Work is work and play is play, right? That is usually true, except when the annual office party rolls around - that messy grey area where work and social life collide.
I just attended one on Monday, but some would consider it off-season. Usually, the annual event happens around the holiday season at the end of the year. It is also the time for human resource experts to weigh in with their annual lists of dos and don'ts at these social minefields.
The lists usually encompass these points: Drink in moderation. Don't pig out. Dress appropriately and don't show too much skin (sparkly clothes are fine, though). Keep to safe topics in conversations and avoid making off-colour jokes. Don't complain, gossip or flirt. Turn up at work on time the next day.
The bottom line is that although the party may be in a club, restaurant or your office pantry, it is still the office in a different place. Never forget that the party is ultimately still a work function.
That is, you can sidle up to your bosses and introduce yourself, but it is not okay to be sobbing into the shoulders of a colleague about your recent break-up.
I wonder which planet these career- advice givers come from - a sanitised world of highly functioning robots?
They remind me of the incredulity that I felt in the past when school teachers asked students to fill in a form saying how many hours of TV they watched a day. One, two or four?
I held my pencil for a long time, stumped. The truth was that I lived in front of the TV and lost count.
If you ask around, most real office parties are chaotic, noisy and end up with blatant flouting of these 'rules'. And I would not want them any other way.
Indeed, here is my one and only golden rule for office parties: Attend them.
There are many reasons why you should and let us start with the most Machiavellian.
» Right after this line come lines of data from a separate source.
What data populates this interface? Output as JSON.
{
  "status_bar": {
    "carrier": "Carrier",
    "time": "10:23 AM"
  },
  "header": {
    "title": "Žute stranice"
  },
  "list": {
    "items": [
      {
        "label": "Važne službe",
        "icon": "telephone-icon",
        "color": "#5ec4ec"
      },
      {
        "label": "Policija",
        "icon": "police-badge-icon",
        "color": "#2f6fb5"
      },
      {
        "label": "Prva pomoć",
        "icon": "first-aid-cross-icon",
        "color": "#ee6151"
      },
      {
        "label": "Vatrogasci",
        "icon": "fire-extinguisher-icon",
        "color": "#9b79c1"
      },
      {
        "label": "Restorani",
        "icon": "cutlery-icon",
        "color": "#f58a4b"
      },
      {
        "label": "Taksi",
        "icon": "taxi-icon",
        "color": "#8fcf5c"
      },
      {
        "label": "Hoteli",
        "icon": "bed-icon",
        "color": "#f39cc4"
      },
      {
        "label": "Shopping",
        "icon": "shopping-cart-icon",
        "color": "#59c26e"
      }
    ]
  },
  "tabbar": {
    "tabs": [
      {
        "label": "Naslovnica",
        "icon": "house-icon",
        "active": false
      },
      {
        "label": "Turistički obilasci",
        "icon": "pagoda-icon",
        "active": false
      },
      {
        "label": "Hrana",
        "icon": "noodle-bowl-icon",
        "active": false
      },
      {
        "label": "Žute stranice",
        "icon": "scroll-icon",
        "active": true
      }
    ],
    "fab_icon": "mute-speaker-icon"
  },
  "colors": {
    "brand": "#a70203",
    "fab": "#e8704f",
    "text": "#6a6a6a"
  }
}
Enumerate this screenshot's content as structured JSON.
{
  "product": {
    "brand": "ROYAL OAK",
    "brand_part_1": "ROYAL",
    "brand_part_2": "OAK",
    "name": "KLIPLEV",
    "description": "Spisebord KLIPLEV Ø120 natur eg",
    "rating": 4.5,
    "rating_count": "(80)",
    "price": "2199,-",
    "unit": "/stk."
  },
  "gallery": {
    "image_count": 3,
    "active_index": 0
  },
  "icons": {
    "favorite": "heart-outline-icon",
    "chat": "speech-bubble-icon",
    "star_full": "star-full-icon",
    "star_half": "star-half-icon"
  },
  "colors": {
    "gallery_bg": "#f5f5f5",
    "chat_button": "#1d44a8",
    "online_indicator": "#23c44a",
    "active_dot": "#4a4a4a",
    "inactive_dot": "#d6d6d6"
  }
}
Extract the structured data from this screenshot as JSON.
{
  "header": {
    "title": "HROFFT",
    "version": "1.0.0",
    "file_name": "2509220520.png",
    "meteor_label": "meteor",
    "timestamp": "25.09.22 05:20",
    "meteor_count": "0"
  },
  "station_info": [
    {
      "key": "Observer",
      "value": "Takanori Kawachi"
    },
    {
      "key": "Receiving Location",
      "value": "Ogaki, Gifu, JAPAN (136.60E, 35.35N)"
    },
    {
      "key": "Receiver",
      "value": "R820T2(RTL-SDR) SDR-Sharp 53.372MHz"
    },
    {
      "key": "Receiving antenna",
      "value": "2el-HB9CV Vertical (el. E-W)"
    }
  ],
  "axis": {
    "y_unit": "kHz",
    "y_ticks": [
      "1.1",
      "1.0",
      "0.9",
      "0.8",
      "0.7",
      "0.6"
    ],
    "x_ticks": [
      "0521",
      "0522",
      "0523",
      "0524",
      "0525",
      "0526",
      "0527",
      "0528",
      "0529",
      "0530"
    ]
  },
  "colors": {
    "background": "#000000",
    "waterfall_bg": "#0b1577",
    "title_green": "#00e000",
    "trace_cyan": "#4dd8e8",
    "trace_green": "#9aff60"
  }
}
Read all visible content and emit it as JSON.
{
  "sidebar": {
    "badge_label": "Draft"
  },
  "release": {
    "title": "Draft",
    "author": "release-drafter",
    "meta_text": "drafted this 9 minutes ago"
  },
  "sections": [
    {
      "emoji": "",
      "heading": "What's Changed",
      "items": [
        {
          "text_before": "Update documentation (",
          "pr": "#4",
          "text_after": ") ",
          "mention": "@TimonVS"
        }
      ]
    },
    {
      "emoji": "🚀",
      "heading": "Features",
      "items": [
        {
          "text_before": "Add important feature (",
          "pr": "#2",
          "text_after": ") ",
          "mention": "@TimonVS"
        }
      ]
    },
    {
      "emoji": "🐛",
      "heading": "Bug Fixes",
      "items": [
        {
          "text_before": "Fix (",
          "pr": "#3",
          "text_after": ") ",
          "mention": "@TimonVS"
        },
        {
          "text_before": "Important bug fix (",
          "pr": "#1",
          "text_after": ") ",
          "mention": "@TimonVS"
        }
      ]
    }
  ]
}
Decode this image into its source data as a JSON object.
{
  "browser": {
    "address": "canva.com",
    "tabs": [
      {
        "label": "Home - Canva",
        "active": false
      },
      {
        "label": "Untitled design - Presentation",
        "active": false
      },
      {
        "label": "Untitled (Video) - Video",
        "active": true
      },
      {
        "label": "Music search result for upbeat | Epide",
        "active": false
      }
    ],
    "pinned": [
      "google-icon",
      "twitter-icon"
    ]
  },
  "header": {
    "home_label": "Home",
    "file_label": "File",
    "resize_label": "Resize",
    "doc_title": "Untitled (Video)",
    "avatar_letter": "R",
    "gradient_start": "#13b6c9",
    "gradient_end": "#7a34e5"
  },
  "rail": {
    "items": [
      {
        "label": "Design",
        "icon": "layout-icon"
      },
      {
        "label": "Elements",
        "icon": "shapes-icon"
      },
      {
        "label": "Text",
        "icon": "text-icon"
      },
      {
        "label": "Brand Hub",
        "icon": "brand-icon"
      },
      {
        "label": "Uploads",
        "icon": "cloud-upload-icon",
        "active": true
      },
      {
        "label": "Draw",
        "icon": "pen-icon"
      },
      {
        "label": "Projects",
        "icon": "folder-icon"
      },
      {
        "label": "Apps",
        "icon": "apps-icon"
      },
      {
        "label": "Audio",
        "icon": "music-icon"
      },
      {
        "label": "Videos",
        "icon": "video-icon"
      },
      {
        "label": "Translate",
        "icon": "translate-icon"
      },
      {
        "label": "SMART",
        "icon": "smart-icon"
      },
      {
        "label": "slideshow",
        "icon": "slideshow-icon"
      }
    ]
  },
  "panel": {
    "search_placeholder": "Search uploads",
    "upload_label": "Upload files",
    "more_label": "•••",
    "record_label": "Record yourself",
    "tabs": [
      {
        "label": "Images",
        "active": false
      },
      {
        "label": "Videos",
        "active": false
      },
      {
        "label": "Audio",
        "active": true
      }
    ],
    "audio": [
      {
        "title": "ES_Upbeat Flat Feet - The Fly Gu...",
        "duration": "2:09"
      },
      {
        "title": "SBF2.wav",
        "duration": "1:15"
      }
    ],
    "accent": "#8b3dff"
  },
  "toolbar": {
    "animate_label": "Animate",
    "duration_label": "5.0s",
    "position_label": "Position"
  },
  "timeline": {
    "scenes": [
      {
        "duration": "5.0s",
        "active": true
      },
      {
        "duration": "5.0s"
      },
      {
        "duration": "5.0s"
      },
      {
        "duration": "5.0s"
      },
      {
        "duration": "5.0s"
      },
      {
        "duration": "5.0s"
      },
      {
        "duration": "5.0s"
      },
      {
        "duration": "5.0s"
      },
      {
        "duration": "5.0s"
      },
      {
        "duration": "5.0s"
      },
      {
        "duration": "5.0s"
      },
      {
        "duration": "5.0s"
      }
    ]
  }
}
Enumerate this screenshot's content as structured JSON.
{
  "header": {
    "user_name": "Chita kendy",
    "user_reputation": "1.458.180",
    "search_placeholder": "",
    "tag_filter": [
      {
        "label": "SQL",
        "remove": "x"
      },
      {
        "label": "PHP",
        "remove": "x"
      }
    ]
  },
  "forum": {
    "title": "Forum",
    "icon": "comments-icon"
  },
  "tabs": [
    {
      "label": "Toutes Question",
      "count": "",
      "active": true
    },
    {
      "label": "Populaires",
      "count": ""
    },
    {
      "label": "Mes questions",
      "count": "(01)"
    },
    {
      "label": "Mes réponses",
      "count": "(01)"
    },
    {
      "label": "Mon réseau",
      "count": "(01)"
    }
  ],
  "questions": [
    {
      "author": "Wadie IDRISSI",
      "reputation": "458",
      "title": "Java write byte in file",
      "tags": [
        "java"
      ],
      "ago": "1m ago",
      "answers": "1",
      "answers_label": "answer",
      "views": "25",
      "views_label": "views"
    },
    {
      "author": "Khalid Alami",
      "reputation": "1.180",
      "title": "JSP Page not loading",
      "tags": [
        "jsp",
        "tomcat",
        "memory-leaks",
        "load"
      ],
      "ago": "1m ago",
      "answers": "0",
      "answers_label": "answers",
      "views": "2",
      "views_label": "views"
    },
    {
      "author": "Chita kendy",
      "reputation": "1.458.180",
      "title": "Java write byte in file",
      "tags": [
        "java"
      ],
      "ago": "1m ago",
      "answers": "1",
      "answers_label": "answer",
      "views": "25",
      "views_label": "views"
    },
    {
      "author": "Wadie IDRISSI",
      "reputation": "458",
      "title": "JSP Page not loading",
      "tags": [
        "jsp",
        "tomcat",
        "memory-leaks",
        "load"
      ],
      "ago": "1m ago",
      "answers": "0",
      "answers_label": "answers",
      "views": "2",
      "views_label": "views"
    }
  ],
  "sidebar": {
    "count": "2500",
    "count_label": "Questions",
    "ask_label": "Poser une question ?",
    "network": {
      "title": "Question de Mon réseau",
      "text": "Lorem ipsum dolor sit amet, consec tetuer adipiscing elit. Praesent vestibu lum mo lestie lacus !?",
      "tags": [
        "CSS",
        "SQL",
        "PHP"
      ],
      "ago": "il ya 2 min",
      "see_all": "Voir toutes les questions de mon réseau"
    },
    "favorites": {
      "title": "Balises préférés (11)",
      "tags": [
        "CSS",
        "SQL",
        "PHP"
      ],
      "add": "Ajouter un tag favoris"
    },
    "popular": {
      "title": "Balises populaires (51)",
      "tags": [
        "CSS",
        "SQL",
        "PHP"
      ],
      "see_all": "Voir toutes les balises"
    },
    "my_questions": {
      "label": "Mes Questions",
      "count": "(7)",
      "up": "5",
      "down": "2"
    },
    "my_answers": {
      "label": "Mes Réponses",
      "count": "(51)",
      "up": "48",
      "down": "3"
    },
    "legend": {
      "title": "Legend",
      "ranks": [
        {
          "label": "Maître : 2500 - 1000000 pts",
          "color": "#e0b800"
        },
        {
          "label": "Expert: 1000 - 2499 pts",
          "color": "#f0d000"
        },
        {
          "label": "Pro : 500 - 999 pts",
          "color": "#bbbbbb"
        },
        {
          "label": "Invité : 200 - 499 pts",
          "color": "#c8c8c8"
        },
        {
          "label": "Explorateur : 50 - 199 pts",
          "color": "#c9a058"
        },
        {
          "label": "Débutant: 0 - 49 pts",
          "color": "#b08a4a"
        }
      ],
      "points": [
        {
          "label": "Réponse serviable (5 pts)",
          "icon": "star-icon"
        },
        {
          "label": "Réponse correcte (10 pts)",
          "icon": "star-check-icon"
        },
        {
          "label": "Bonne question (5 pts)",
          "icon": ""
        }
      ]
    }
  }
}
Office parties are places where hierarchies become more blurred and it is an appropriate place to sidestep the corporate ladder and have a chat with your company's decision-makers.
It is also a good way to socialise with your colleagues in a more relaxed environment, especially with the ones you don't know that well.
It may not always end well - someone you suspected was a bore ends up being a bore. But more often than not, people surprise you by being fundamentally decent and more interesting than you think.
People say you do not need to be friends with your colleagues to work well with them. I agree, but it would make the work environment so much sweeter if you were. Goodwill goes a long way.
Working well is about relationships and social skills. Influential American career blogger Penelope Trunk, who wrote the book Brazen Careerist, says 'office politics is about being nice' and not about backstabbing and manipulation. If you view office politics with dread, then maybe you are not that likeable to start with.
She also says 'you will like your work more if you make a friend at work'.
Another reason for attending the office party: to be a witness to the disasters, not a participant. You don't want to be the one asking what happened the next day. This is especially true for the journalism industry that I am in: You want to be the first to know and preferably be the first-hand witness.
Who fell off the stage? Who was so sloshed he was dancing with the pillar? Who poured water over himself while topless? (Guilty parties may skulk away quietly now.)
Office parties are such fertile grounds for embarrassment and humiliation that it has become something of a cliche to expect that misbehaving is part of the deal.
In 2008, the Singapore Repertory Theatre staged a British play called The Office Party, a year's worth of tension in the office ends up in binge-drinking, lust and abuse of the photocopier.
Everybody also has a favourite notorious office party story to tell. X went home with Y in the same taxi. A guy got so drunk that he had to be locked up in the toilet by his colleagues because he could not stop yelling at his boss.
Finally, one more reason to attend the office party: strategic communal misbehaviour in the interest of bonding.
If you want to embarrass yourself, don't do it alone, but do it with a group of colleagues who will end up being better friends with you.
Usually this must involve some kind of competition or performance by a group of workers. This could be a so-terrible- it's-good dance item, a heroic group KTV session or a painfully amateur sketch.
If it sounds self-congratulatory to mention that the Life! team won the Best Performance prize at the office party with a highly artistic and nuanced performance of a political debate, it is entirely intended. We will be spending the vouchers on expensive lunches in the next few weeks, and laughing at the video in years to come.
There may be people who still remain unconvinced that office parties should require compulsory attendance.
My civil service friends say their office parties are boring affairs where people play civilised party games. When they went to the now-defunct Ministry of Sound, they joked that they were having an inter-Ministry exchange.
And so for some people, this event generates the annual Hamlet-like source of angst: to go or not to go? Go, for the good of your mental health and to show your commitment to the company.
I have come up with an alternative list of rules to survive your office party: If there is a theme, go the whole nine yards and be serious about it. If it is a beach party, go as a mermaid, a shark or an ice-cream uncle.
Have more than two drinks. Don't run. Take along a camera but try not to be photographed.
Laugh at the first people on the dance floor for 30 minutes, then join in and try to outdo them. Dance with someone you have never danced with, but not your boss, because that could get weird.
If you are the only one singing along to some Westlife tune playing, shut up immediately.
Finally, if you really cannot go, I hope you have a good excuse.